Emma de Sousa v Home Office

by Crystal McGowan on Jun 9, 2020

All British and Irish citizens born in Northern Ireland will now be treated as EU citizens for immigration purposes, the announcement comes after the landmark court case involving a Derry woman Emma De Souza over the residency rights of her US born husband.

The move is a major victory for Emma de Souza ending a three-year battle to be recognised by the Home Office as Irish, a right enshrined in the Good Friday Agreement (GFA). The case concerned the rights of Ms De Souza a resident in Northern Ireland to be recognised as Irish, British, or both as per the terms of the Good Friday Agreement 1998.

Emma de Souza found herself at the centre of a legal battle after her application in 2015 for an EEA residence card for her US born husband, Jake de Souza, was rejected. The application was rejected as she was born in Northern Ireland. Under the British Nationality Act 1981 she was automatically deemed British and would have to apply through the normal routes for third country citizens. The Home Office told Mr De Souza the only way they could deal with his case was for his wife to “renounce her status as a British citizen”.

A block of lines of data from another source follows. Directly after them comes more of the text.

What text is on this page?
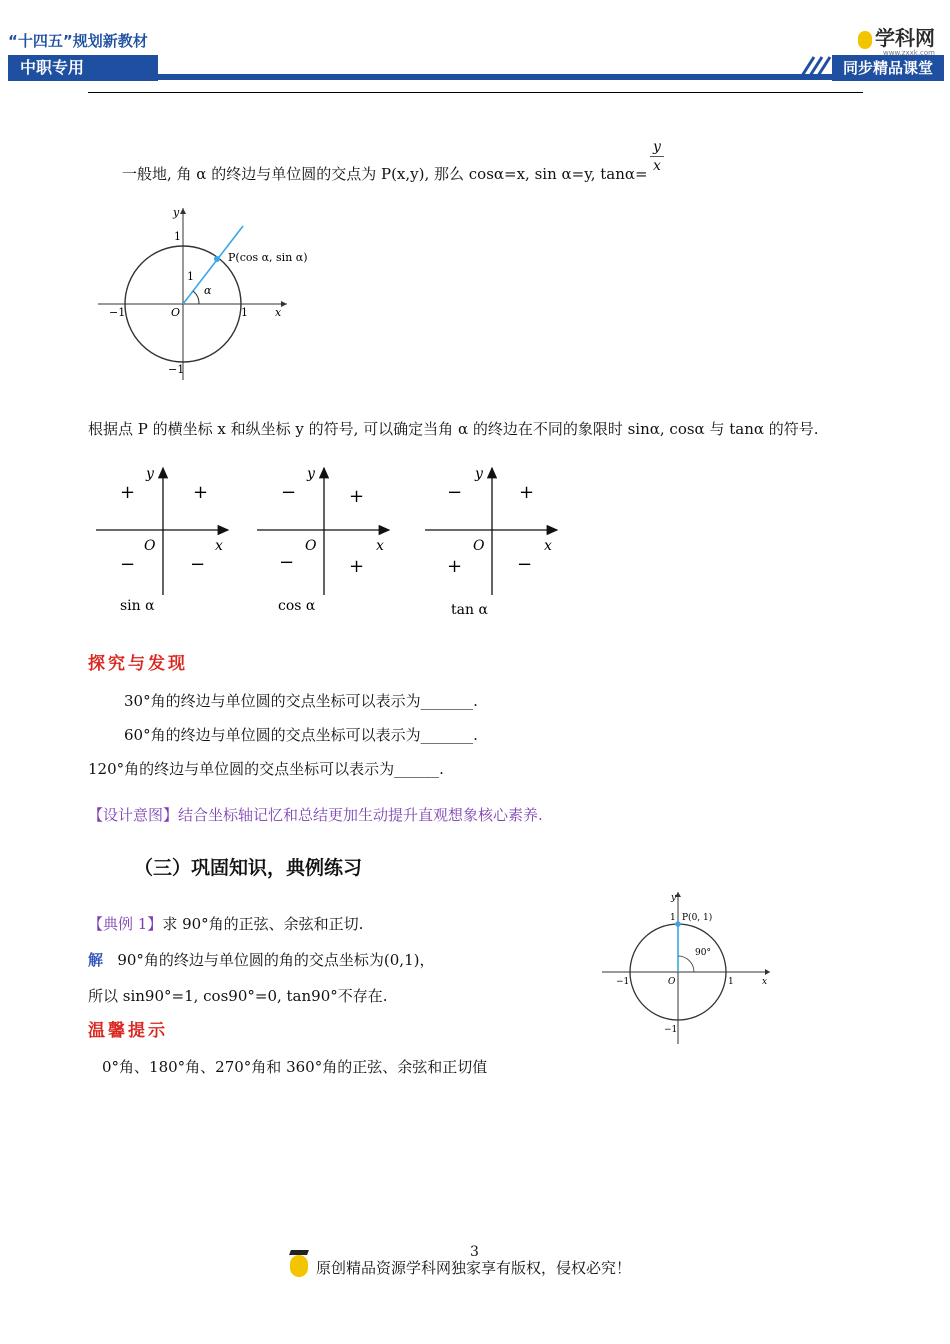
“十四五”规划新教材
中职专用	同步精品课堂
学科网
www.zxxk.com
一般地, 角 α 的终边与单位圆的交点为 P(x,y), 那么 cosα=x, sin α=y, tanα=
y
x
P(cos α, sin α)
α
1
1
1
−1
−1
O	x
y
根据点 P 的横坐标 x 和纵坐标 y 的符号, 可以确定当角 α 的终边在不同的象限时 sinα, cosα 与 tanα 的符号.
y
x
O
+	+
−	−
sin α
y
x
O
−	+
−	+
cos α
y
x
O
−	+
+	−
tan α
探究与发现
30°角的终边与单位圆的交点坐标可以表示为_______.
60°角的终边与单位圆的交点坐标可以表示为_______.
120°角的终边与单位圆的交点坐标可以表示为______.
【设计意图】结合坐标轴记忆和总结更加生动提升直观想象核心素养.
（三）巩固知识，典例练习
【典例 1】求 90°角的正弦、余弦和正切.
解 90°角的终边与单位圆的角的交点坐标为(0,1)，
所以 sin90°=1, cos90°=0, tan90°不存在.
P(0, 1)
90°
1
1
−1
−1
O	x
y
温馨提示
0°角、180°角、270°角和 360°角的正弦、余弦和正切值
3
原创精品资源学科网独家享有版权，侵权必究！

Ms De Souza had been denied her right to exercise her treaty rights as she was deemed a British Citizen. Despite the fact Ms De Souza only ever identified as an Irish Citizen and had never held a British passport.

Ms De Souza argued that the people of Northern Ireland have the right to be Irish, British or both under the Good Friday Agreement 1998.

The Home Office made a change to immigration rules in Parliament on Thursday 14 May 2020, finally bringing immigration law into line with the Good Friday Agreement 1998, which allows anyone born in Northern Ireland to be British, Irish or both. This confirms that British and Irish citizens born in Northern Ireland will be treated as EU citizens for certain immigration purposes.

The change in law will have wide-reaching implications and enable all citizens in Northern Ireland the right to have a non-EU or non-EEA country spouse remain in the UK without having to go through the Home Office’s onerous and costly immigration system. They will escape the Immigration Health Surcharge, English Language test and high application fees and left paying the lesser £65 EEA application fee.

This is only temporary as any third country national who wishes to apply for settled status will only have until June 2021 to do so. This is the date the EU settlement scheme closes. The Home Office said it would start accepting applications on 24 August and only those who are living in the country at the end of the Brexit transition period on 31 December 2020 would be eligible

These changes in rules also mean that family members of British or dual British-Irish citizens from Northern Ireland will be able to apply for status under the EU Settlement Scheme.

Emma De Souza commented “These changes come on the back of years of campaigning for our right to be accepted as Irish, British or both under the Good Friday Agreement”

“We personally know a number of families who will benefit from this change and we are filled with joy and relief that these families will not face calls to renounce British citizenship or years in court like we have”.